Details
-
Bug
-
Status: Resolved
-
Major
-
Resolution: Timed Out
-
5.0, 4.2.2
-
None
-
None
Description
Hello,
I am in the process of comparing Big Data systems and solutions on a cluster where each node has multiple disks that are directly accessible. As the cluster is also used for Hadoop/HDFS, the disks are mounted as JBOD; i.e., they are mounted as separate Linux volumes and are not utilizing any sort of abstraction between the OS and disk besides the filesystem itself (i.e., no RAID or LVM). For many systems I have encountered, this is one of their many acceptable hardware configurations, with this type of configuration being geared towards newer systems such as Hadoop/HDFS that take on the tasks of replication and failover in software.
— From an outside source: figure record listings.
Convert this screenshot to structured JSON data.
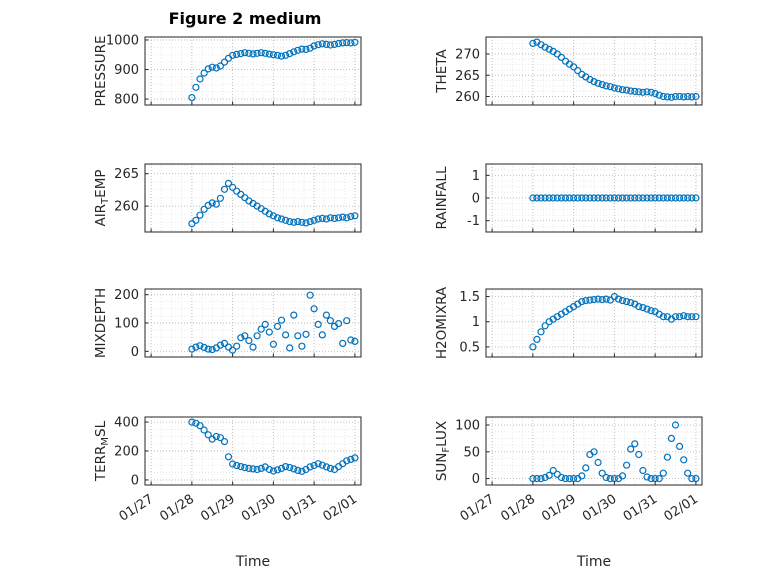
{
  "title": "Figure 2 medium",
  "xlabel": "Time",
  "marker_color": "#0072BD",
  "axis_color": "#262626",
  "grid_color": "#b8b8b8",
  "minor_grid_color": "#e4e4e4",
  "chart_data": [
    {
      "type": "scatter",
      "ylabel": "PRESSURE",
      "ylim": [
        780,
        1010
      ],
      "yticks": [
        800,
        900,
        1000
      ],
      "xlim": [
        -0.15,
        5.15
      ],
      "xticks": [
        0,
        1,
        2,
        3,
        4,
        5
      ],
      "xticklabels": [
        "01/27",
        "01/28",
        "01/29",
        "01/30",
        "01/31",
        "02/01"
      ],
      "x": [
        1,
        1.1,
        1.2,
        1.3,
        1.4,
        1.5,
        1.6,
        1.7,
        1.8,
        1.9,
        2,
        2.1,
        2.2,
        2.3,
        2.4,
        2.5,
        2.6,
        2.7,
        2.8,
        2.9,
        3,
        3.1,
        3.2,
        3.3,
        3.4,
        3.5,
        3.6,
        3.7,
        3.8,
        3.9,
        4,
        4.1,
        4.2,
        4.3,
        4.4,
        4.5,
        4.6,
        4.7,
        4.8,
        4.9,
        5
      ],
      "y": [
        805,
        840,
        868,
        888,
        902,
        908,
        905,
        912,
        925,
        938,
        948,
        951,
        954,
        957,
        955,
        953,
        955,
        957,
        955,
        952,
        950,
        948,
        945,
        948,
        954,
        960,
        965,
        969,
        968,
        972,
        980,
        984,
        987,
        985,
        983,
        985,
        988,
        990,
        991,
        990,
        992
      ]
    },
    {
      "type": "scatter",
      "ylabel": "THETA",
      "ylim": [
        258,
        274
      ],
      "yticks": [
        260,
        265,
        270
      ],
      "xlim": [
        -0.15,
        5.15
      ],
      "xticks": [
        0,
        1,
        2,
        3,
        4,
        5
      ],
      "xticklabels": [
        "01/27",
        "01/28",
        "01/29",
        "01/30",
        "01/31",
        "02/01"
      ],
      "x": [
        1,
        1.1,
        1.2,
        1.3,
        1.4,
        1.5,
        1.6,
        1.7,
        1.8,
        1.9,
        2,
        2.1,
        2.2,
        2.3,
        2.4,
        2.5,
        2.6,
        2.7,
        2.8,
        2.9,
        3,
        3.1,
        3.2,
        3.3,
        3.4,
        3.5,
        3.6,
        3.7,
        3.8,
        3.9,
        4,
        4.1,
        4.2,
        4.3,
        4.4,
        4.5,
        4.6,
        4.7,
        4.8,
        4.9,
        5
      ],
      "y": [
        272.5,
        272.8,
        272.2,
        271.6,
        271.1,
        270.6,
        270,
        269.2,
        268.3,
        267.6,
        267,
        266.1,
        265.2,
        264.6,
        264,
        263.5,
        263.1,
        262.8,
        262.5,
        262.3,
        262,
        261.8,
        261.6,
        261.5,
        261.3,
        261.2,
        261.1,
        261,
        261.1,
        261,
        260.7,
        260.3,
        260,
        259.9,
        259.8,
        260,
        260,
        259.9,
        260,
        259.9,
        260
      ]
    },
    {
      "type": "scatter",
      "ylabel": "AIR_{T}EMP",
      "ylim": [
        256,
        266.5
      ],
      "yticks": [
        260,
        265
      ],
      "xlim": [
        -0.15,
        5.15
      ],
      "xticks": [
        0,
        1,
        2,
        3,
        4,
        5
      ],
      "xticklabels": [
        "01/27",
        "01/28",
        "01/29",
        "01/30",
        "01/31",
        "02/01"
      ],
      "x": [
        1,
        1.1,
        1.2,
        1.3,
        1.4,
        1.5,
        1.6,
        1.7,
        1.8,
        1.9,
        2,
        2.1,
        2.2,
        2.3,
        2.4,
        2.5,
        2.6,
        2.7,
        2.8,
        2.9,
        3,
        3.1,
        3.2,
        3.3,
        3.4,
        3.5,
        3.6,
        3.7,
        3.8,
        3.9,
        4,
        4.1,
        4.2,
        4.3,
        4.4,
        4.5,
        4.6,
        4.7,
        4.8,
        4.9,
        5
      ],
      "y": [
        257.3,
        257.8,
        258.6,
        259.5,
        260.1,
        260.5,
        260.3,
        261.2,
        262.6,
        263.5,
        262.9,
        262.3,
        261.8,
        261.3,
        260.8,
        260.4,
        260,
        259.6,
        259.2,
        258.8,
        258.5,
        258.2,
        258,
        257.8,
        257.6,
        257.5,
        257.6,
        257.5,
        257.4,
        257.6,
        257.8,
        258,
        258.1,
        258,
        258.2,
        258.1,
        258.2,
        258.3,
        258.2,
        258.4,
        258.5
      ]
    },
    {
      "type": "scatter",
      "ylabel": "RAINFALL",
      "ylim": [
        -1.5,
        1.5
      ],
      "yticks": [
        -1,
        0,
        1
      ],
      "xlim": [
        -0.15,
        5.15
      ],
      "xticks": [
        0,
        1,
        2,
        3,
        4,
        5
      ],
      "xticklabels": [
        "01/27",
        "01/28",
        "01/29",
        "01/30",
        "01/31",
        "02/01"
      ],
      "x": [
        1,
        1.1,
        1.2,
        1.3,
        1.4,
        1.5,
        1.6,
        1.7,
        1.8,
        1.9,
        2,
        2.1,
        2.2,
        2.3,
        2.4,
        2.5,
        2.6,
        2.7,
        2.8,
        2.9,
        3,
        3.1,
        3.2,
        3.3,
        3.4,
        3.5,
        3.6,
        3.7,
        3.8,
        3.9,
        4,
        4.1,
        4.2,
        4.3,
        4.4,
        4.5,
        4.6,
        4.7,
        4.8,
        4.9,
        5
      ],
      "y": [
        0,
        0,
        0,
        0,
        0,
        0,
        0,
        0,
        0,
        0,
        0,
        0,
        0,
        0,
        0,
        0,
        0,
        0,
        0,
        0,
        0,
        0,
        0,
        0,
        0,
        0,
        0,
        0,
        0,
        0,
        0,
        0,
        0,
        0,
        0,
        0,
        0,
        0,
        0,
        0,
        0
      ]
    },
    {
      "type": "scatter",
      "ylabel": "MIXDEPTH",
      "ylim": [
        -20,
        220
      ],
      "yticks": [
        0,
        100,
        200
      ],
      "xlim": [
        -0.15,
        5.15
      ],
      "xticks": [
        0,
        1,
        2,
        3,
        4,
        5
      ],
      "xticklabels": [
        "01/27",
        "01/28",
        "01/29",
        "01/30",
        "01/31",
        "02/01"
      ],
      "x": [
        1,
        1.1,
        1.2,
        1.3,
        1.4,
        1.5,
        1.6,
        1.7,
        1.8,
        1.9,
        2,
        2.1,
        2.2,
        2.3,
        2.4,
        2.5,
        2.6,
        2.7,
        2.8,
        2.9,
        3,
        3.1,
        3.2,
        3.3,
        3.4,
        3.5,
        3.6,
        3.7,
        3.8,
        3.9,
        4,
        4.1,
        4.2,
        4.3,
        4.4,
        4.5,
        4.6,
        4.7,
        4.8,
        4.9,
        5
      ],
      "y": [
        8,
        15,
        20,
        14,
        8,
        6,
        12,
        22,
        28,
        15,
        4,
        18,
        48,
        55,
        38,
        15,
        55,
        78,
        95,
        68,
        25,
        88,
        110,
        58,
        12,
        128,
        55,
        18,
        60,
        198,
        150,
        95,
        58,
        128,
        108,
        88,
        98,
        28,
        108,
        40,
        35
      ]
    },
    {
      "type": "scatter",
      "ylabel": "H2OMIXRA",
      "ylim": [
        0.3,
        1.65
      ],
      "yticks": [
        0.5,
        1,
        1.5
      ],
      "xlim": [
        -0.15,
        5.15
      ],
      "xticks": [
        0,
        1,
        2,
        3,
        4,
        5
      ],
      "xticklabels": [
        "01/27",
        "01/28",
        "01/29",
        "01/30",
        "01/31",
        "02/01"
      ],
      "x": [
        1,
        1.1,
        1.2,
        1.3,
        1.4,
        1.5,
        1.6,
        1.7,
        1.8,
        1.9,
        2,
        2.1,
        2.2,
        2.3,
        2.4,
        2.5,
        2.6,
        2.7,
        2.8,
        2.9,
        3,
        3.1,
        3.2,
        3.3,
        3.4,
        3.5,
        3.6,
        3.7,
        3.8,
        3.9,
        4,
        4.1,
        4.2,
        4.3,
        4.4,
        4.5,
        4.6,
        4.7,
        4.8,
        4.9,
        5
      ],
      "y": [
        0.5,
        0.65,
        0.8,
        0.92,
        1,
        1.05,
        1.1,
        1.15,
        1.2,
        1.25,
        1.3,
        1.35,
        1.4,
        1.42,
        1.43,
        1.44,
        1.45,
        1.44,
        1.45,
        1.43,
        1.5,
        1.45,
        1.42,
        1.4,
        1.38,
        1.35,
        1.3,
        1.28,
        1.25,
        1.22,
        1.2,
        1.15,
        1.1,
        1.1,
        1.05,
        1.1,
        1.1,
        1.12,
        1.1,
        1.1,
        1.1
      ]
    },
    {
      "type": "scatter",
      "ylabel": "TERR_{M}SL",
      "ylim": [
        -35,
        435
      ],
      "yticks": [
        0,
        200,
        400
      ],
      "xlim": [
        -0.15,
        5.15
      ],
      "xticks": [
        0,
        1,
        2,
        3,
        4,
        5
      ],
      "xticklabels": [
        "01/27",
        "01/28",
        "01/29",
        "01/30",
        "01/31",
        "02/01"
      ],
      "x": [
        1,
        1.1,
        1.2,
        1.3,
        1.4,
        1.5,
        1.6,
        1.7,
        1.8,
        1.9,
        2,
        2.1,
        2.2,
        2.3,
        2.4,
        2.5,
        2.6,
        2.7,
        2.8,
        2.9,
        3,
        3.1,
        3.2,
        3.3,
        3.4,
        3.5,
        3.6,
        3.7,
        3.8,
        3.9,
        4,
        4.1,
        4.2,
        4.3,
        4.4,
        4.5,
        4.6,
        4.7,
        4.8,
        4.9,
        5
      ],
      "y": [
        400,
        392,
        375,
        345,
        312,
        282,
        300,
        292,
        265,
        160,
        110,
        100,
        92,
        85,
        80,
        76,
        72,
        80,
        90,
        72,
        62,
        70,
        80,
        92,
        86,
        76,
        66,
        60,
        72,
        90,
        100,
        112,
        102,
        90,
        80,
        72,
        92,
        112,
        132,
        142,
        152
      ]
    },
    {
      "type": "scatter",
      "ylabel": "SUN_{F}LUX",
      "ylim": [
        -12,
        115
      ],
      "yticks": [
        0,
        50,
        100
      ],
      "xlim": [
        -0.15,
        5.15
      ],
      "xticks": [
        0,
        1,
        2,
        3,
        4,
        5
      ],
      "xticklabels": [
        "01/27",
        "01/28",
        "01/29",
        "01/30",
        "01/31",
        "02/01"
      ],
      "x": [
        1,
        1.1,
        1.2,
        1.3,
        1.4,
        1.5,
        1.6,
        1.7,
        1.8,
        1.9,
        2,
        2.1,
        2.2,
        2.3,
        2.4,
        2.5,
        2.6,
        2.7,
        2.8,
        2.9,
        3,
        3.1,
        3.2,
        3.3,
        3.4,
        3.5,
        3.6,
        3.7,
        3.8,
        3.9,
        4,
        4.1,
        4.2,
        4.3,
        4.4,
        4.5,
        4.6,
        4.7,
        4.8,
        4.9,
        5
      ],
      "y": [
        0,
        0,
        0,
        2,
        6,
        15,
        8,
        2,
        0,
        0,
        0,
        0,
        5,
        20,
        45,
        50,
        30,
        10,
        2,
        0,
        0,
        0,
        5,
        25,
        55,
        65,
        45,
        15,
        3,
        0,
        0,
        0,
        10,
        40,
        75,
        100,
        60,
        35,
        10,
        0,
        0
      ]
    }
  ]
}
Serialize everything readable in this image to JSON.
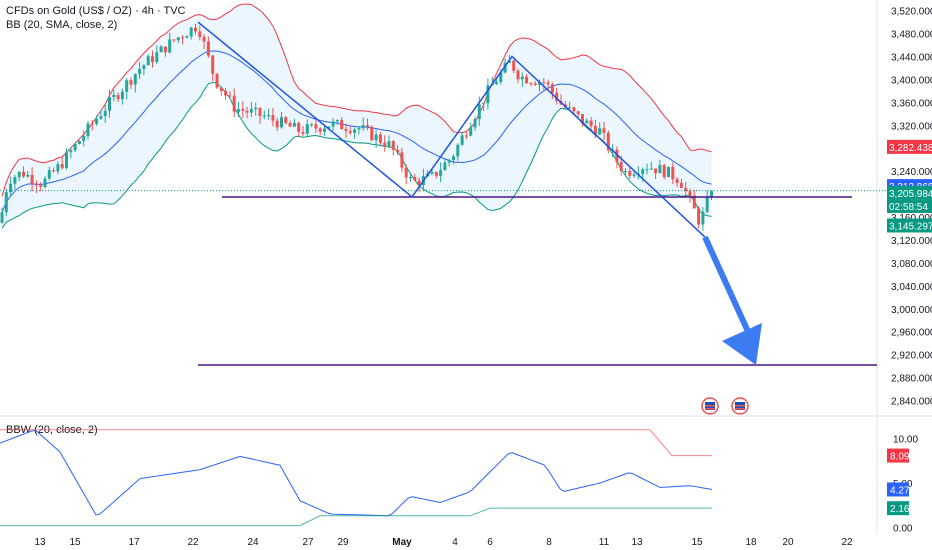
{
  "chart_data": {
    "type": "candlestick",
    "instrument": "CFDs on Gold (US$ / OZ)",
    "header": {
      "title": "CFDs on Gold (US$ / OZ) · 4h · TVC",
      "indicator": "BB (20, SMA, close, 2)",
      "sub_indicator": "BBW (20, close, 2)"
    },
    "x_tick_labels": [
      "13",
      "15",
      "17",
      "22",
      "24",
      "27",
      "29",
      "May",
      "4",
      "6",
      "8",
      "11",
      "13",
      "15",
      "18",
      "20",
      "22"
    ],
    "y_tick_labels": [
      "3,520.000",
      "3,480.000",
      "3,440.000",
      "3,400.000",
      "3,360.000",
      "3,320.000",
      "3,240.000",
      "3,160.000",
      "3,120.000",
      "3,080.000",
      "3,040.000",
      "3,000.000",
      "2,960.000",
      "2,920.000",
      "2,880.000",
      "2,840.000"
    ],
    "ylim": [
      2820,
      3535
    ],
    "price_labels": {
      "upper_band": "3,282.438",
      "mid_band": "3,213.868",
      "last_price": "3,205.984",
      "countdown": "02:58:54",
      "lower_band": "3,145.297"
    },
    "bbw": {
      "tick_labels": [
        "10.00",
        "5.00",
        "0.00"
      ],
      "ylim": [
        -0.3,
        11.2
      ],
      "value_labels": {
        "upper": "8.09",
        "bbw": "4.27",
        "lower": "2.16"
      }
    },
    "levels": [
      3195,
      2902
    ],
    "colors": {
      "up": "#26a69a",
      "down": "#ef5350",
      "upper_band": "#f23645",
      "basis": "#2962ff",
      "lower_band": "#089981",
      "band_fill": "#e3f2fd",
      "trendline": "#1e53e5",
      "level": "#4a148c",
      "arrow": "#3d7cf0",
      "last_price": "#089981"
    },
    "icons": [
      "us-flag-event-icon",
      "us-flag-event-icon"
    ]
  }
}
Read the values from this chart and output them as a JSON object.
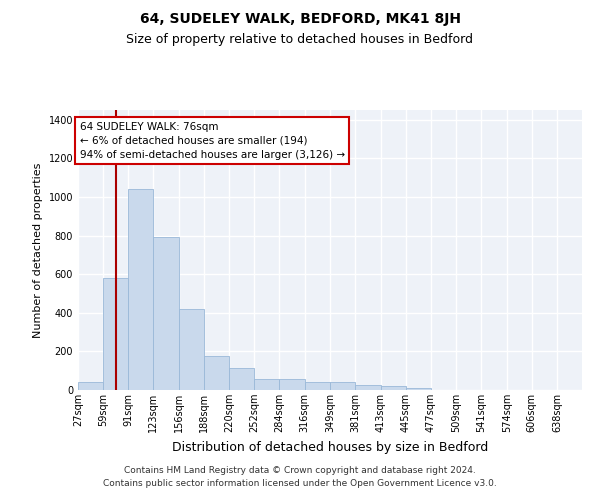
{
  "title": "64, SUDELEY WALK, BEDFORD, MK41 8JH",
  "subtitle": "Size of property relative to detached houses in Bedford",
  "xlabel": "Distribution of detached houses by size in Bedford",
  "ylabel": "Number of detached properties",
  "footer_line1": "Contains HM Land Registry data © Crown copyright and database right 2024.",
  "footer_line2": "Contains public sector information licensed under the Open Government Licence v3.0.",
  "annotation_line1": "64 SUDELEY WALK: 76sqm",
  "annotation_line2": "← 6% of detached houses are smaller (194)",
  "annotation_line3": "94% of semi-detached houses are larger (3,126) →",
  "bar_color": "#c9d9ec",
  "bar_edge_color": "#9ab8d8",
  "red_line_color": "#aa0000",
  "red_line_x": 76,
  "bins": [
    27,
    59,
    91,
    123,
    156,
    188,
    220,
    252,
    284,
    316,
    349,
    381,
    413,
    445,
    477,
    509,
    541,
    574,
    606,
    638,
    670
  ],
  "bar_heights": [
    40,
    580,
    1040,
    790,
    420,
    175,
    115,
    58,
    58,
    40,
    40,
    25,
    20,
    8,
    0,
    0,
    0,
    0,
    0,
    0
  ],
  "ylim": [
    0,
    1450
  ],
  "yticks": [
    0,
    200,
    400,
    600,
    800,
    1000,
    1200,
    1400
  ],
  "background_color": "#eef2f8",
  "grid_color": "#ffffff",
  "fig_background": "#ffffff",
  "annotation_box_facecolor": "#ffffff",
  "annotation_box_edgecolor": "#cc0000",
  "title_fontsize": 10,
  "subtitle_fontsize": 9,
  "ylabel_fontsize": 8,
  "xlabel_fontsize": 9,
  "tick_fontsize": 7,
  "footer_fontsize": 6.5,
  "annotation_fontsize": 7.5
}
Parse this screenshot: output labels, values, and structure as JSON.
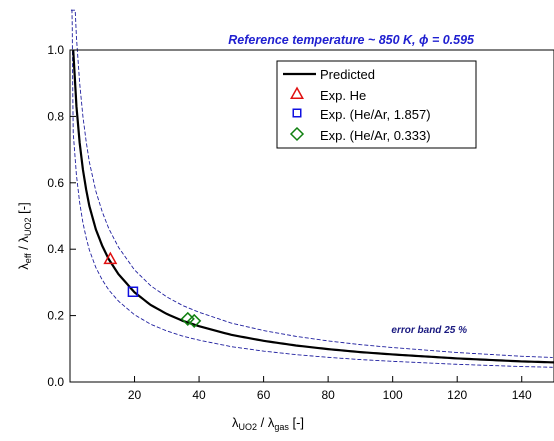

However, for HPCC this appears not to be a configuration where I can fully utilize the hardware, as it seems that with HPCC I must have one (and only one?!) location allocated for my data, homogeneously across the entire cluster. Using RAID is not a choice in my situation, as the cluster's hardware and OS are shared with other (Hadoop/HDFS) users and they are not mine to reconfigure. (I would expect similar situations to arise with the Big Data clusters of many enterprises today.) I am trying to understand if there is a simple way that this type of hardware configuration could be better accommodated. For example, something as simple as supporting an HPCC node process startup parameter that points at a configuration file might work. There could then be multiple processes, one per disk volume, coexisting on the same machine; this is how systems like MongoDB deal with multiple volumes, for example, when in non-RAIDed configurations.
Thank you,
Keren Ouaknine